Share this!

“But he that sinneth against me wrongeth his own soul: all they that hate me love death.” —Proverbs 8:36

Decian Persecution of the Church Begins, January 3, AD 250

In the middle of the third century Anno Domini, Decius, a former senator, consul, governor, and now general, from the province of Illyricum in the Roman Empire, an area today within the borders of Serbia, fought and defeated an army of Balkan rebels led by one Pacatianus. The army of Decius then proclaimed Decius Emperor of Rome in response to his successes on the field of battle. When the true emperor led an army against him, Decius defeated and killed him, popularly known as Phillip the Arab, at the Battle of Verona in September of AD 249. Probably to solidify his takeover, as well as perhaps a jealousy of the increase of Christians, Decius decreed to all provincial governors that everyone in the Empire make sacrifices and burn incense to the gods of Rome, as an act of obedience, piety and worship. Christians were split on the issue of going along with the civil decree.

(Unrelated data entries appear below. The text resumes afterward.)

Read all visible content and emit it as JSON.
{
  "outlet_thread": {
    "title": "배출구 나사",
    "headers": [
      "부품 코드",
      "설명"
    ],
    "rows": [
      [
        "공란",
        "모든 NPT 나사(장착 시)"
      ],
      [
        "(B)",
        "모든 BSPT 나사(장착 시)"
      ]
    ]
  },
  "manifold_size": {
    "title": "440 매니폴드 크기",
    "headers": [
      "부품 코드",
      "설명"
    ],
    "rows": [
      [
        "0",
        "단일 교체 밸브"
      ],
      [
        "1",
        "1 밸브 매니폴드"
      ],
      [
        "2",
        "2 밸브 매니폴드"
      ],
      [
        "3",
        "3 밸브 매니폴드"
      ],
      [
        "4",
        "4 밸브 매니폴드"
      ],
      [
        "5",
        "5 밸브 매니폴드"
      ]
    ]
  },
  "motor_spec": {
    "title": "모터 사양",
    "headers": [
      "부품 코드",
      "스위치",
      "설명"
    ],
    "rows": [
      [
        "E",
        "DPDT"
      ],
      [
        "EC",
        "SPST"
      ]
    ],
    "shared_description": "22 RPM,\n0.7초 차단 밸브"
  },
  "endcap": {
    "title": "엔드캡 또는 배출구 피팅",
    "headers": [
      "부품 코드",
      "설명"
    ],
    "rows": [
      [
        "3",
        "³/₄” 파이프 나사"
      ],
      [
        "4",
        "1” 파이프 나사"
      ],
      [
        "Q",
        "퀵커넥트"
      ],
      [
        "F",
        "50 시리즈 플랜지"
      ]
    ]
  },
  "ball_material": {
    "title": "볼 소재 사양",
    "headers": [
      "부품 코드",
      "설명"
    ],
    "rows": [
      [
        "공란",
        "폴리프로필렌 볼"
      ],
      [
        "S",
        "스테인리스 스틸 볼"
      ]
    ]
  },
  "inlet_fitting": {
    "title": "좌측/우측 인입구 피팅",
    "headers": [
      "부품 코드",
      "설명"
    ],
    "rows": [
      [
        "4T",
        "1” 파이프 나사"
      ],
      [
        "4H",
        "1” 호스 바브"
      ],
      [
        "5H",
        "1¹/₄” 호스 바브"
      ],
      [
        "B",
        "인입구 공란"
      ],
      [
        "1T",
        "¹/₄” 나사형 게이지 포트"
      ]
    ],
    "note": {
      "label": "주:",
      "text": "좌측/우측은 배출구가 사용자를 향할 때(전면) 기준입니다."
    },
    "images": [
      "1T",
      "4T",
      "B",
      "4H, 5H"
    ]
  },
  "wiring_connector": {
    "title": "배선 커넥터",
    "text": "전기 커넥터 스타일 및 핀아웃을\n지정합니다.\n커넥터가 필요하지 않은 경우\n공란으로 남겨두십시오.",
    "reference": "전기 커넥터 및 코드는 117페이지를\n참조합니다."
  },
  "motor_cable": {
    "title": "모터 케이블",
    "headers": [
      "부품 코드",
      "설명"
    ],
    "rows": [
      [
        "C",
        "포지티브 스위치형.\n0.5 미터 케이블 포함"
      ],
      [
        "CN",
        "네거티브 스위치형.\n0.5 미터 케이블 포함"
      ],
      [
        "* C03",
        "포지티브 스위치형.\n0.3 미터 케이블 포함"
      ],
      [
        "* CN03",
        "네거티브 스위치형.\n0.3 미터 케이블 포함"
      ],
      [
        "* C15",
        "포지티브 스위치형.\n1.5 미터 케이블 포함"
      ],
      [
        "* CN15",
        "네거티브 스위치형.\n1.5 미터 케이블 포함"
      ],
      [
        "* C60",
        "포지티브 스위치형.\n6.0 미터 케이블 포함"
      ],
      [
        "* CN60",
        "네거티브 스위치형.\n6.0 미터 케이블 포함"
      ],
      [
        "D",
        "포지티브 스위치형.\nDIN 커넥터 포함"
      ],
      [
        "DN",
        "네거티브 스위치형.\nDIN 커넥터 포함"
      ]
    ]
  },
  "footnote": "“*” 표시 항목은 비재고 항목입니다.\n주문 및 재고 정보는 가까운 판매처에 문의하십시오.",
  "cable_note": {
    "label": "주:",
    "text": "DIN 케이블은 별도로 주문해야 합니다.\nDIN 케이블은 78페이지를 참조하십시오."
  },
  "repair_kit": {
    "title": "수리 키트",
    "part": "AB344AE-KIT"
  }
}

Philip the Arab (c. AD 204-249) Emperor of Rome (AD 244-249)

Trajan Decius (c. AD 201-251) Emperor of Rome AD 249-251

Protestant historian John Foxe in his famous Book of Martyrs, first published in 1563, noted that the Decian persecution was the seventh one by the Roman emperors. Church historian Philip Schaff described Decius as “an earnest and energetic emperor, in whom the old Roman spirit once more awoke, resolved to root out the Church as an atheistic and seditious sect.” This persecution, however, exceeded all previous ones since the edict covered the entire Empire. Former persecutions had often been provincial or just local; this one produced more Christian martyrs than all previous decrees and attacks, for “extent, consistency, and cruelty exceeded all before it.” The Emperor set a date for compliance: sacrifice to the gods and receive a certificate of obedience.

Saint Mercurius (d. AD 250), a Christian victim of the Decian persecution

Cyprian of Carthage wrote that many nominal Christians sacrificed to the gods of the State (sacrificati) or procured, illegally from a magistrate, a document (libellatici) stating that they had complied with the government orders. Many thousands of Christians fled to safer areas or simply refused the State’s demand to sacrifice to the Roman gods. Compromisers (lapsi) were often excommunicated. One of those who confessed Christ alone and refused to worship the State wrote to Cyprian, “what more glorious and blessed lot can fall to man by the grace of God, than to confess God the Lord amidst tortures and in the face of death itself; to confess Christ the Son of God with lacerated body and with a spirit departing, yet free; and to become fellow sufferers with Christ in the name of Christ?”

Cyprian, Bishop of Carthage (c. AD 200-258)

Fabian, Bishop of Rome (martyred January 20, AD 250)

Babylas, Bishop of Antioch (martyred AD 253)

Alexander, Bishop of Jerusalem (martyred AD 251)

The Romans martyred the bishops of Rome, Antioch, and Jerusalem. Other pastors hid out and the persecutors turned on their flocks for slaughter. Cyprian concealed himself for a time, but was seized and put on trial seven years later, and when accused of being an enemy of Roman gods and laws, replied “Deo Gratias.” He was executed with a sword.

At the same time as the persecution of the Church came a plague which killed up to five thousand Romans per day. Some people called it Cyprian’s plague and redoubled their efforts to punish Christians. Decius also faced new barbarian invasions, especially the Goths. He assembled his army and moved north to drive them away. In the course of campaign, he was killed in battle, the first Roman emperor to go to his eternal reward fighting enemies of Rome, having served as emperor for only two years. The persecution of Christians continued regardless of the political power brokers of the next two imperial administrations.

A Libellus papyrus discovered in Egypt dated AD 250 certifying that the bearer has sacrificed to the gods

The pagan emperors of Rome worshipped the State and its power. Christians believed that Jesus was Lord and the only one to be worshipped. When the State demanded worship or set the rules for worship in opposition to the Holy Scriptures, professing Christians were faced with choices that always had consequences. Some bent to the will of the civil authorities and kept their head out of the noose, at least for a while. Others defied the tyranny over the church and faced fines, arrest, torture and sometimes martyrdom. Within two hundred years, the Roman emperors were professing Christians, and the Church had grown exponentially under persecution. That seems to be a recurring pattern. Someday, the persecution will stop and all the enemies of Christ will be gone. Of His Kingdom there shall be no end.